“Was there a conspiracy? Was there a conspiracy to culminate on or about the 1st day of May? Were the defendants members of that conspiracy? Was the conspiracy unlawful? Was the bomb thrown in pursuance of the common design? Let us investigate the facts and answer each proposition.”
Mr. Walker went into the peculiar fact that the bullets found in the bodies of the officers were 22 and 44-caliber; the officers carried 38-caliber. The witnesses who had appeared for the defense in this case were armed with pistols of the first-named sizes.
He read to the jury many remarkable extracts from Most’s writings, pointing out the peculiar and criminal teachings of that Anarchist leader, and showing how Spies and the others had in every detail of their connection with the police, after the Haymarket murders, followed the printed advice given.
FRANCIS W. WALKER.
From a Photograph.
Following is one of the extracts from Most’s book:
“Shield your person as long as there is a possibility to preserve it for future deeds, but when you see that you are irredeemably lost, then use the short respite to make the most of it for the propaganda of your principles. We have regarded it our duty to give you these instructions, the more so as we see from day to day even people who are expert in revolutionary matters violating even the plainest rules. May their lives be the last which are necessary in this regard.

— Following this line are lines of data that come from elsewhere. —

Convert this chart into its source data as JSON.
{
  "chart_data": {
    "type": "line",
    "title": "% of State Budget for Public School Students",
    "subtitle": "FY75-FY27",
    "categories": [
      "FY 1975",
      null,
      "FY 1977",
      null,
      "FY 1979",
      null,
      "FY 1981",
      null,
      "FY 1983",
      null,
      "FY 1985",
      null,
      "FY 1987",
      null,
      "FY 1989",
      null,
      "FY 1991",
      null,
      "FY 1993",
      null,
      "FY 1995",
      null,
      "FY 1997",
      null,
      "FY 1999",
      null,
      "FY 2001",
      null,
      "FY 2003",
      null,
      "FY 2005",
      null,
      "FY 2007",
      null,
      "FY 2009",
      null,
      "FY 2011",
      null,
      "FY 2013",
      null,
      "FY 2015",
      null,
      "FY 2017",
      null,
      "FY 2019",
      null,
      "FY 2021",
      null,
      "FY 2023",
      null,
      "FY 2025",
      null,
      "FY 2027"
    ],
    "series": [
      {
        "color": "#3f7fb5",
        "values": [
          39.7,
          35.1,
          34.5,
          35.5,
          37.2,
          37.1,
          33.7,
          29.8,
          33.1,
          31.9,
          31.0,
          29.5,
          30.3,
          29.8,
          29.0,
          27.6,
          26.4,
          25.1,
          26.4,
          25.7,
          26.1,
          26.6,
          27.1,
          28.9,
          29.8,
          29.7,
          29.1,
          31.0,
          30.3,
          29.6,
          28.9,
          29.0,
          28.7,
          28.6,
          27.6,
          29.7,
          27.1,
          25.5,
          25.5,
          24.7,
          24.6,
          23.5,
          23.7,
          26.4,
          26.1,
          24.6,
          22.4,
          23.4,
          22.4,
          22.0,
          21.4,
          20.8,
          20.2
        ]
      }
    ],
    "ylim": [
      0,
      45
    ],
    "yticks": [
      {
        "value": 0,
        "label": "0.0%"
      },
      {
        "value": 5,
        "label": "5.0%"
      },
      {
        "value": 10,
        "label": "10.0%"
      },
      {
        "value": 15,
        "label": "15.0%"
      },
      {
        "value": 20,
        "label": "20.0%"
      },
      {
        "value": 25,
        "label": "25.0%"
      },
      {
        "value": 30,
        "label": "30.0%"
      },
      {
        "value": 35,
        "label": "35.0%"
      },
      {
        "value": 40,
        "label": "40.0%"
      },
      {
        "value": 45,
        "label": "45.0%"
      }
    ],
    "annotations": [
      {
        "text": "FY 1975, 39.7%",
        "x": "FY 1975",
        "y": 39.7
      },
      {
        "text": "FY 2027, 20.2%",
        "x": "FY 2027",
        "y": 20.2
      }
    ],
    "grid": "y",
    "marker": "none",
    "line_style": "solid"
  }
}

“I read you, gentlemen, this, so that we may start out from the proper standpoint and position, before we argue as to the merits of the testimony of the defendants’ witnesses in this case. Who are they? Who is their advisor? Why, they have started out in social life agreeing to swear to perjury. They belong to the Social Revolution. There is not one of them, gentlemen, that bears upon his face the stamp of sensibility or of heart, and there can be no argument made when they talk about the motive to justify murder and the advice of murder, only from the malignant heart. Here they picture murder and gloat over it. They feast over the description of how to poison easiest, as the hyena does over the corpse of the dead.
“Most laughs in his own book. He tells to the ‘mere compositor’: ‘Use a dagger with grooves in it; the poison will stay on it the more readily.’ And a file is adopted for the purpose.
“Gentlemen, we have found without any further analysis the reason why the defendant Parsons converted the witness-stand into a propaganda. It took him an hour by the clock here to repeat the substance of the speech that he delivered in less than three-quarters of an hour upon the Market Square. He endeavored to deny the conspiracy by an alibi; and I mean by that the conspiracy upon the night of May 4th. He only said he was in Cincinnati on Sunday, and did not get back until Tuesday morning. They never asked him if he knew what ‘Ruhe’ meant. They did not ask Schwab if he knew what ‘Ruhe’ meant. The only defendant that they have asked as to his personal knowledge of ‘Ruhe’ is the defendant Fielden—the only one, the only one from the beginning to the close of this case.